Creating a GL stylesheet of osm-carto will be quite a challenge, the label placement/collision in GL does not seem as mature as mapnik. Still might be a interesting project to try out.

Comment from imagico on 22 December 2017 at 20:43

Grayscale rendering and other color processing with Leaflet - using canvas/CSS and not WebGL:

http://humangeo.github.io/leaflet-tilefilter/demo.html

Comment from mmd on 23 December 2017 at 11:27

I noticed that your demo loads vector tiles from tiles.mapbox.com in addition to the raster tiles from tile.openstreetmap.org (although you won’t see them). And then there’s the Mapbox API key, which I wouldn’t expect for such a demo.

Comment from PlaneMad on 23 December 2017 at 11:30

loads vector tiles from tiles.mapbox.com in addition to the raster tiles from tile.openstreetmap.org

Thats right, haven’t figured out how to have just a blank style and add a TMS layer. One would not need a API key then.
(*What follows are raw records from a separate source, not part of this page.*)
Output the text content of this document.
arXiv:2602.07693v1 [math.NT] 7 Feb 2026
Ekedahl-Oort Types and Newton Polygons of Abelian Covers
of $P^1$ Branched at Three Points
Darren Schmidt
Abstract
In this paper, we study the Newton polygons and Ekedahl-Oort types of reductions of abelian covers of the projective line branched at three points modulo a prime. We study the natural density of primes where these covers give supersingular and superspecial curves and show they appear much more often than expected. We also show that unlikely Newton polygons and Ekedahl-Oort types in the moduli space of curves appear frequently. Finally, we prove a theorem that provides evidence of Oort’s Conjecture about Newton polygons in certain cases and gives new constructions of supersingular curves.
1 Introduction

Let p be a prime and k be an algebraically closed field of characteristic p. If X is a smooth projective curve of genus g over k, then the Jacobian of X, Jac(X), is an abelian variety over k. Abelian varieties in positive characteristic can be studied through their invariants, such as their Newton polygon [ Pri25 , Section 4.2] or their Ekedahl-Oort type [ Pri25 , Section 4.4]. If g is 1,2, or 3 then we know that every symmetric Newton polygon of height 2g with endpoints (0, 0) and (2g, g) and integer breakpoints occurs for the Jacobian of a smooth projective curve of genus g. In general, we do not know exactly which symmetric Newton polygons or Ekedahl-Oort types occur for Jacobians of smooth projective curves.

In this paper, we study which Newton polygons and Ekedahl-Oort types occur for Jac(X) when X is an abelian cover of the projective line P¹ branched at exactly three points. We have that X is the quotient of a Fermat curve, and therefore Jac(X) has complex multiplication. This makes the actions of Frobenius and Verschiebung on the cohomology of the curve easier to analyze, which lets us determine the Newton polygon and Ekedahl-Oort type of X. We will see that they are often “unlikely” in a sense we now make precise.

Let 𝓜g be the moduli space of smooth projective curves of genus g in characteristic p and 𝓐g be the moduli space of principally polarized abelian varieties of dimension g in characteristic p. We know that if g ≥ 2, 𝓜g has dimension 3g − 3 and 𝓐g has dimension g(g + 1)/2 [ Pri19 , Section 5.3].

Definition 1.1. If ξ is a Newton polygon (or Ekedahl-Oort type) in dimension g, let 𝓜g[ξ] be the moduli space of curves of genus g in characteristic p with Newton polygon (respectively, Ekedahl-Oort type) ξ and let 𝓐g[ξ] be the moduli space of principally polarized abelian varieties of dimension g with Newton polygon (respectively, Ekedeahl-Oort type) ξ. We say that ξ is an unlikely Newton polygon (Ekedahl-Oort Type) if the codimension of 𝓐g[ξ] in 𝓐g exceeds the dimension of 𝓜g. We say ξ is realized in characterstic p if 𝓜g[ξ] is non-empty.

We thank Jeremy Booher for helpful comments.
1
Comment from ikonor on 27 December 2017 at 19:46

Thanks for the example. Nice gimmick transitioning the saturation.

  • The OSM tiles are raster which are rendered at discrete zoom levels, but the GL interface allows for smooth scrolling. The result might be slightly blurry tiles and may not be as crisp as viewing them in Leaflet.

Not sure if above quote is implying this: not only scaled tiles at fractional zooms are blurry as expected, but currently on some environments also at discrete zoom levels, see issue #4552 Raster tiles aren’t perfectly crisp at integer zoom levels.

Comment from ikonor on 3 February 2018 at 17:29

Update: issue #4552 is fixed in Release v0.44.0.